A l’heure actuelle la liste est très longue…
Trop longue.
Bref on s’en fout un peu.
Par contre quand je vois passer ce jeu en solde au mois de juin je n’hésite pas une seconde!
J’achète!
Et nous voilà donc avec Paper Tales.
L’auteur de 12 Heroes et Welcome to the Dungeon, Mateo Uesugi nous offre ce Paper Tales. Christine Alcouffe est aux illustrations et son travail ne laisse pas indifférent! Qu’on aime ou pas le travail effectué pour ce jeu, il y a quand même certains éléments qu’il faut saluer, ne serait-ce que la couverture du jeu qui est intéressante à plus d’un titre!
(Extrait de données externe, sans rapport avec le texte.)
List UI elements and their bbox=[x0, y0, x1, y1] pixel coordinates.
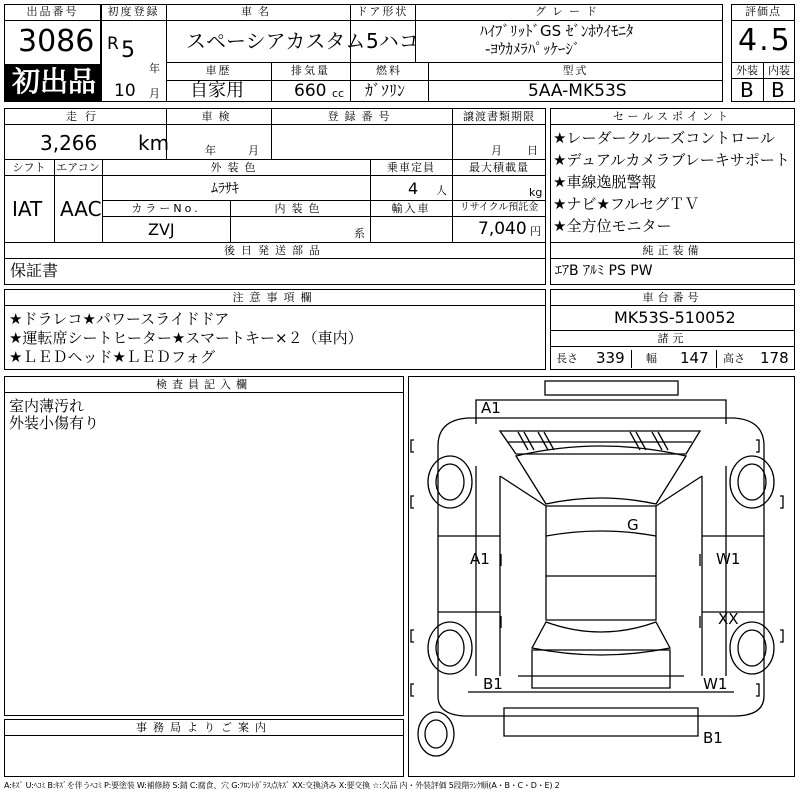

Cette mosaïque des illustrations des cartes du jeu utilisées pour former le profil d’une tête couronnée est impressionnante! Bravo!
A quoi ça ressemble:
Comment on joue?
Le jeu est composé de 81 cartes unités que l’on pourra éventuellement déployer dans sa zone, sous réserve d’en payer le coût.
En haut à gauche le coût de déploiement de la carte, en haut à droite le nombre d’exemplaires de la carte dans le jeu, au milieu la force de l’unité, en bas les effets de la carte, et les ressources produites.
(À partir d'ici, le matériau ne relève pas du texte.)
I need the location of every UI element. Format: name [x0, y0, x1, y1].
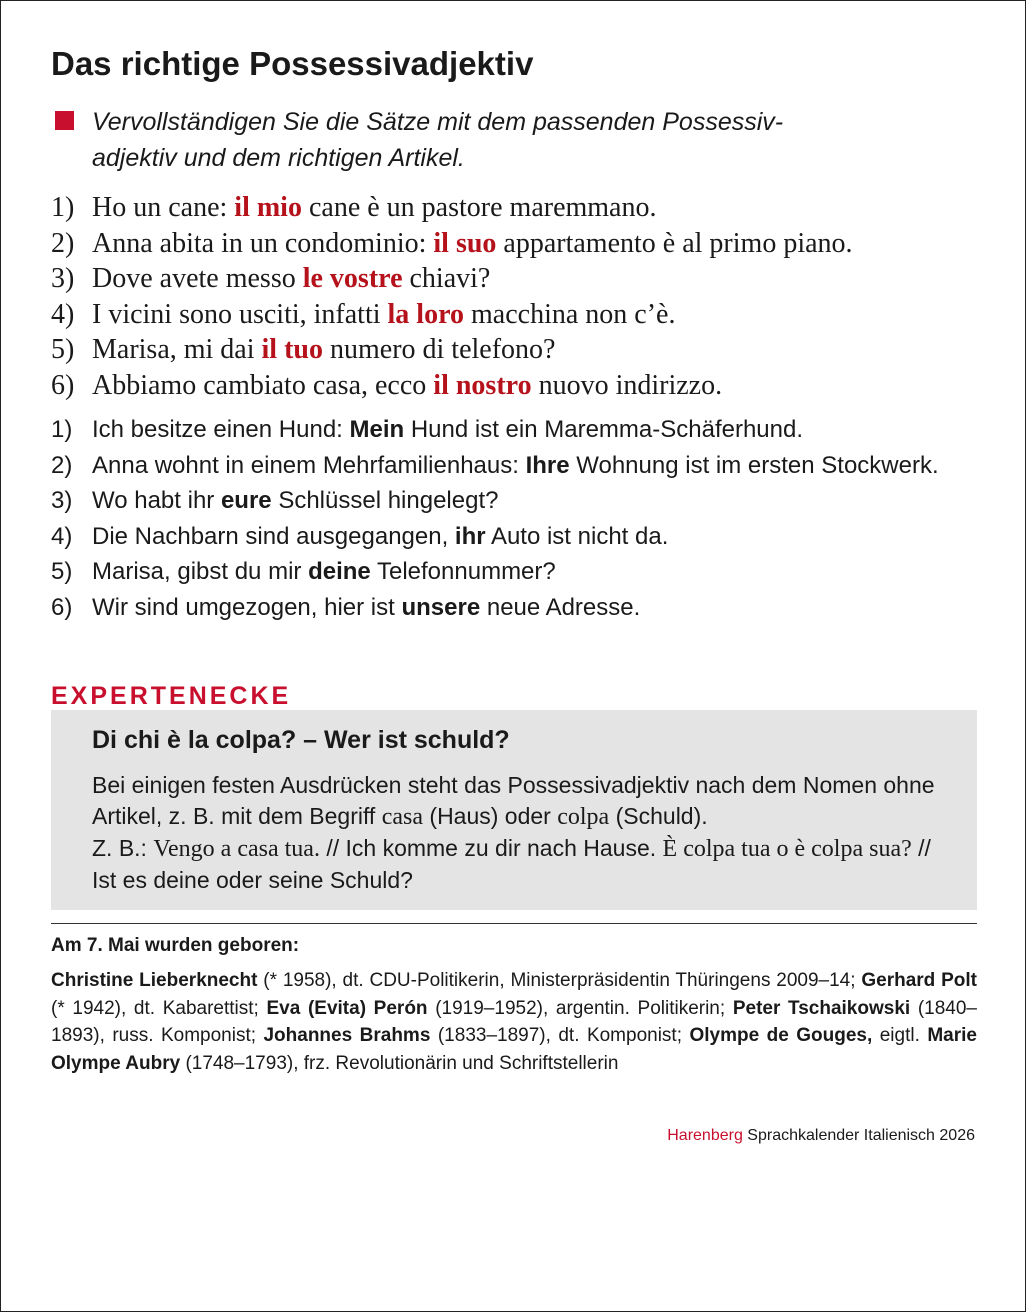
italian-sentence: [51, 190, 853, 226]
sentence-end: numero di telefono?: [323, 334, 556, 365]
person-info: (* 1942), dt. Kabarettist;: [51, 997, 267, 1019]
possessive: ihr: [454, 522, 486, 550]
sentence-start: Ich besitze einen Hund:: [92, 416, 350, 443]
possessive: Ihre: [525, 451, 570, 479]
italian-word: casa: [381, 804, 424, 830]
birthdays-text: [51, 967, 977, 1077]
person-name: Peter Tschaikowski: [732, 997, 911, 1019]
footer: [667, 1127, 975, 1145]
sentence-start: Abbiamo cambiato casa, ecco: [92, 369, 434, 401]
german-translations: [51, 412, 971, 625]
person-name: Eva (Evita) Perón: [266, 997, 428, 1019]
italian-sentence: [51, 261, 853, 297]
sentence-end: cane è un pastore maremmano.: [301, 192, 657, 223]
person-name: Gerhard Polt: [861, 970, 977, 991]
expert-heading: Di chi è la colpa? – Wer ist schuld?: [92, 726, 510, 754]
sentence-end: Wohnung ist im ersten Stockwerk.: [569, 451, 939, 479]
person-info: (1919–1952), argentin. Politikerin;: [427, 997, 733, 1019]
possessive: Mein: [349, 416, 405, 443]
sentence-start: Die Nachbarn sind ausgegangen,: [92, 522, 455, 550]
red-square-icon: [55, 111, 74, 130]
brand-name: Harenberg: [667, 1127, 743, 1144]
person-name: Christine Lieberknecht: [51, 970, 258, 991]
person-name: Johannes Brahms: [263, 1025, 431, 1046]
sentence-end: Schlüssel hingelegt?: [271, 487, 499, 514]
answer: il tuo: [261, 334, 323, 365]
person-info: (1833–1897), dt. Komponist;: [430, 1025, 690, 1046]
sentence-end: macchina non c’è.: [464, 298, 676, 330]
page-title: Das richtige Possessivadjektiv: [51, 45, 534, 82]
divider: [51, 923, 977, 924]
item-number: 6): [51, 369, 75, 401]
item-number: 3): [51, 263, 75, 294]
german-sentence: [51, 554, 971, 590]
answer: la loro: [387, 298, 465, 330]
item-number: 5): [51, 558, 73, 585]
person-info: (1840–1893), russ. Komponist;: [51, 997, 977, 1046]
sentence-start: Wo habt ihr: [92, 487, 221, 514]
possessive: eure: [220, 487, 272, 514]
instruction-text: [92, 104, 931, 176]
italian-sentence: [51, 226, 853, 262]
german-sentence: [51, 590, 971, 626]
german-sentence: [51, 483, 971, 519]
sentence-start: Ho un cane:: [92, 192, 235, 223]
item-number: 1): [51, 192, 75, 223]
person-info: (1748–1793), frz. Revolutionärin und Schriftstellerin: [180, 1052, 619, 1074]
person-name: Marie Olympe Aubry: [51, 1025, 977, 1074]
german-sentence: [51, 412, 971, 448]
answer: il nostro: [433, 369, 532, 401]
expert-text-part: (Schuld).: [609, 803, 708, 829]
item-number: 6): [51, 593, 73, 621]
italian-sentences: [51, 190, 853, 403]
item-number: 2): [51, 227, 75, 259]
item-number: 2): [51, 451, 73, 479]
sentence-start: I vicini sono usciti, infatti: [92, 298, 388, 330]
expert-text-part: // Ist es deine oder seine Schuld?: [92, 835, 931, 893]
item-number: 4): [51, 522, 73, 550]
expert-corner-box: [51, 710, 977, 910]
italian-word: colpa: [557, 804, 610, 830]
german-sentence: [51, 448, 971, 484]
sentence-end: Hund ist ein Maremma-Schäferhund.: [404, 416, 804, 443]
italian-sentence: [51, 332, 853, 368]
expert-text-part: Bei einigen festen Ausdrücken steht das Possessivadjektiv nach dem Nomen ohne Artikel, z. B. mit dem Begriff: [92, 772, 935, 829]
sentence-start: Anna abita in un condominio:: [92, 227, 434, 259]
item-number: 1): [51, 416, 73, 443]
expert-corner-label: EXPERTENECKE: [51, 682, 292, 710]
sentence-end: neue Adresse.: [480, 593, 641, 621]
sentence-start: Anna wohnt in einem Mehrfamilienhaus:: [92, 451, 526, 479]
sentence-end: chiavi?: [402, 263, 491, 294]
expert-text-part: (Haus) oder: [423, 803, 558, 829]
item-number: 4): [51, 298, 75, 330]
answer: il mio: [234, 192, 302, 223]
sentence-end: Auto ist nicht da.: [485, 522, 669, 550]
italian-sentence: [51, 368, 853, 404]
italian-example: È colpa tua o è colpa sua?: [662, 836, 912, 862]
italian-example: Vengo a casa tua.: [153, 836, 320, 862]
italian-sentence: [51, 297, 853, 333]
sentence-start: Dove avete messo: [92, 263, 303, 294]
expert-text-part: // Ich komme zu dir nach Hause.: [319, 835, 663, 861]
sentence-start: Marisa, mi dai: [92, 334, 262, 365]
answer: il suo: [433, 227, 497, 259]
item-number: 3): [51, 487, 73, 514]
possessive: deine: [308, 558, 371, 585]
birthdays-title: Am 7. Mai wurden geboren:: [51, 935, 300, 956]
german-sentence: [51, 519, 971, 555]
person-info: eigtl.: [872, 1025, 928, 1046]
answer: le vostre: [302, 263, 403, 294]
sentence-end: nuovo indirizzo.: [531, 369, 723, 401]
instruction-line-1: Vervollständigen Sie die Sätze mit dem passenden Possessiv-: [92, 108, 784, 136]
item-number: 5): [51, 334, 75, 365]
expert-text: [92, 770, 952, 896]
person-name: Olympe de Gouges,: [689, 1025, 873, 1046]
instruction-line-2: adjektiv und dem richtigen Artikel.: [92, 144, 465, 172]
expert-text-part: Z. B.:: [92, 835, 154, 861]
footer-title: Sprachkalender Italienisch 2026: [742, 1127, 975, 1144]
sentence-end: Telefonnummer?: [370, 558, 556, 585]
possessive: unsere: [401, 593, 481, 621]
sentence-start: Marisa, gibst du mir: [92, 558, 309, 585]
sentence-start: Wir sind umgezogen, hier ist: [92, 593, 402, 621]
instruction: [51, 104, 931, 176]
person-info: (* 1958), dt. CDU-Politikerin, Ministerpräsidentin Thüringens 2009–14;: [257, 970, 862, 991]
sentence-end: appartamento è al primo piano.: [496, 227, 853, 259]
Il y a aussi 25 cartes bâtiments (5 par joueur) qui produisent des ressources (or, bois, gemmes et nourriture).
En haut à gauche le niveau du bâtiment (1 ou 2), en haut à droite les points de légende rapportés en fin de partie, milieu gauche le coût de construction du niveau 1, milieu droit le niveau 2. En bas les effets du bâtiment.
Dans cet exemple, la mine niveau 1 coûte 1 or à construire, rapporte 1 PL en fin de partie, et 1 gemme à utiliser lors de la phase construction.
La mine niveau 2 coûte 1 or et 1 gemme à construire, rapporte 3 PL en fin de partie, et 1 gemme à utiliser lors de la phase construction et lors de la phase guerre, le joueur remporte 2 PL pour chaque gemme dans son royaume.
Vous allez donc devoir développer votre royaume en déployant des unités et en construisant des bâtiments. Le vainqueur est celui qui aura le plus de Points de Légende à la fin de la partie.
Une partie dure seulement 4 tours composés de 6 phases. Tous les joueurs jouent simultanément.
Recrutement
Chaque joueur reçoit une main de 5 cartes de la pioche. Se met alors en place un système qu’on adore, la draft tournante. Chaque joueur conserve 1 carte puis fait tourner les 4 cartes restantes à son voisin de gauche. Ainsi de suite jusqu’à ce que chaque joueur ait une main de 5 cartes.
Comme souvent avec ce système, on change le système de circulation des cartes à chaque tour de jeu.
2. Déploiement
Chaque joueur dispose d’une zone de 4 emplacements pour y mettre ses unités. 2 unités côte à côte à l’avant, 2 unités côte à côte à l’arrière.
Le positionnement est très important pour la phase de guerre.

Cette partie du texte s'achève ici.